Zelensky jouant du piano avec son pénis.

S’en tenir à ce qui est possible et s'en satisfaire

    Méfions-nous des système politiques qui prétendent à la perfection. 

Aristote écrivait dans son ouvrage "Les politiques" (Livre IV, 1, 1288-b) :

"il faut non seulement s’occuper de la constitution excellente, mais aussi de celle qui est possible, et, de même, de celle qui est plus facilement et plus communément accessible pour toutes les cités".

    Trop de systèmes en effet ont été inventés pour les hommes tels qu'on voulait qu'ils soient, plutôt que pour les hommes tels qu'ils sont. Certains sont même allé jusqu'à vouloir créer de nouveaux hommes ! Tous ces systèmes ont tourné au cauchemar.
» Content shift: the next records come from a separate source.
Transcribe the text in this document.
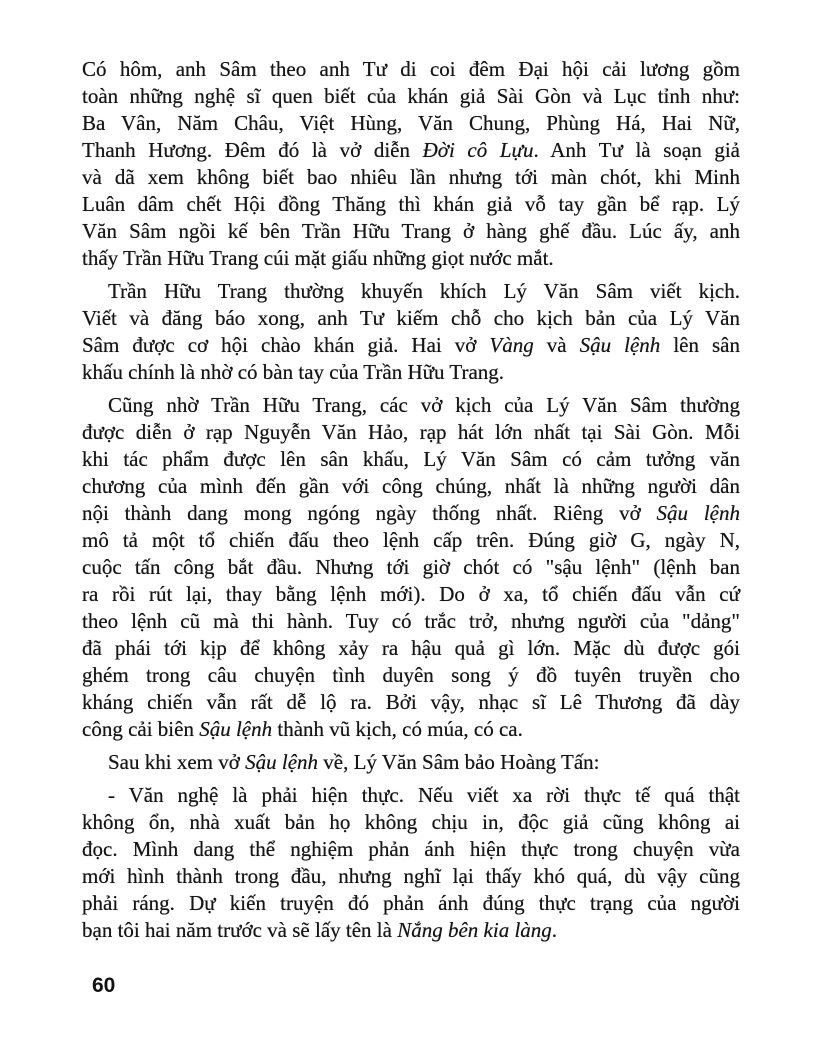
Có hôm, anh Sâm theo anh Tư di coi đêm Đại hội cải lương gồm
toàn những nghệ sĩ quen biết của khán giả Sài Gòn và Lục tỉnh như:
Ba Vân, Năm Châu, Việt Hùng, Văn Chung, Phùng Há, Hai Nữ,
Thanh Hương. Đêm đó là vở diễn Đời cô Lựu. Anh Tư là soạn giả
và dã xem không biết bao nhiêu lần nhưng tới màn chót, khi Minh
Luân dâm chết Hội đồng Thăng thì khán giả vỗ tay gần bể rạp. Lý
Văn Sâm ngồi kế bên Trần Hữu Trang ở hàng ghế đầu. Lúc ấy, anh
thấy Trần Hữu Trang cúi mặt giấu những giọt nước mắt.
Trần Hữu Trang thường khuyến khích Lý Văn Sâm viết kịch.
Viết và đăng báo xong, anh Tư kiếm chỗ cho kịch bản của Lý Văn
Sâm được cơ hội chào khán giả. Hai vở Vàng và Sậu lệnh lên sân
khấu chính là nhờ có bàn tay của Trần Hữu Trang.
Cũng nhờ Trần Hữu Trang, các vở kịch của Lý Văn Sâm thường
được diễn ở rạp Nguyễn Văn Hảo, rạp hát lớn nhất tại Sài Gòn. Mỗi
khi tác phẩm được lên sân khấu, Lý Văn Sâm có cảm tưởng văn
chương của mình đến gần với công chúng, nhất là những người dân
nội thành dang mong ngóng ngày thống nhất. Riêng vở Sậu lệnh
mô tả một tổ chiến đấu theo lệnh cấp trên. Đúng giờ G, ngày N,
cuộc tấn công bắt đầu. Nhưng tới giờ chót có "sậu lệnh" (lệnh ban
ra rồi rút lại, thay bằng lệnh mới). Do ở xa, tổ chiến đấu vẫn cứ
theo lệnh cũ mà thi hành. Tuy có trắc trở, nhưng người của "dảng"
đã phái tới kịp để không xảy ra hậu quả gì lớn. Mặc dù được gói
ghém trong câu chuyện tình duyên song ý đồ tuyên truyền cho
kháng chiến vẫn rất dễ lộ ra. Bởi vậy, nhạc sĩ Lê Thương đã dày
công cải biên Sậu lệnh thành vũ kịch, có múa, có ca.
Sau khi xem vở Sậu lệnh về, Lý Văn Sâm bảo Hoàng Tấn:
- Văn nghệ là phải hiện thực. Nếu viết xa rời thực tế quá thật
không ổn, nhà xuất bản họ không chịu in, độc giả cũng không ai
đọc. Mình dang thể nghiệm phản ánh hiện thực trong chuyện vừa
mới hình thành trong đầu, nhưng nghĩ lại thấy khó quá, dù vậy cũng
phải ráng. Dự kiến truyện đó phản ánh đúng thực trạng của người
bạn tôi hai năm trước và sẽ lấy tên là Nắng bên kia làng.
60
    L’empereur romain Marc Aurèle a écrit ceci dans son ouvrage philosophique "Pensées pour moi-même" (IX, 29, 5) :

"N'espère pas la République de Platon, mais soit content si une petite chose progresse, et réfléchis au fait que ce qui résulte de cette petite chose n'est précisément pas une petite chose !"

 

S'accommoder de la médiocrité ?

    Essayons de nous accommoder de la médiocrité, autant faire se peut. Sauf exceptions, les politiciens médiocres, sont à l’image de leurs concitoyens et ne sont que moyennement dangereux.

    De toute façon, quelle alternative avons-nous ? Voudriez-vous vivre en Chine, en Russie ou en Inde ? Voire même aux USA ? Pas moi, soyez-en sûrs.

    D’une certaine façon, la Démocratie est plus un objectif, une destination, qu’un état ou une situation véritablement atteignable. Il faut tendre vers celle-ci, tout en sachant que l’on risque de ne jamais y parvenir. Ce dont je suis cependant convaincu, c’est que toutes les religions, ainsi que tous les partis nationalistes, sont des vestiges des antiques sociétés fermées, qui constituent des obstacles à la Démocratie…


Conclusion ?

    Autrefois j’aurais écrit un article plus militant, plus vindicatif. Mais avec l’âge, je suis devenu pragmatique. J’ai réalisé que le combat pour l’instruction des citoyens avait été perdu. Au siècle de la robotisation et des Intelligences Artificielles, une population éduquée n’est plus nécessaire pour produire des richesses. (Lire mon article sur le Tittytainment).

    J’ai vraiment été horrifié par le niveau de bêtise généralisée que l’on a pu mesurer lors de la pandémie de la COVID 19. Autrefois, les gens avaient honte de leur ignorance, à présent ils en sont fiers et ils la brandissent même comme un symbole de leur liberté vis-à-vis des institutions.

Distraire ceux qui sont devenus inutiles.

    J’aurais aimé finir cet article autrement. Je le voulais optimiste et j’ai quelques doutes… 😉

 

Post Scriptum :

    En faisant des recherches pour illustrer cet article, j'ai découvert un article intitulé "La médiocrité menace la démocratie" publié sur le site de l'Institut de Recherches économiques et Fiscales, rédigé par un monsieur portant le nom d'un paradis fiscal, . Il a écrit ce que l'on s'attendrait à lire sur le sujet. Vous pouvez vous faire une idée en cliquant sur l'image ci-dessous :


Je ne vous dit pas quoi penser. Je vous donne seulement de quoi penser.

Bertrand Tièche.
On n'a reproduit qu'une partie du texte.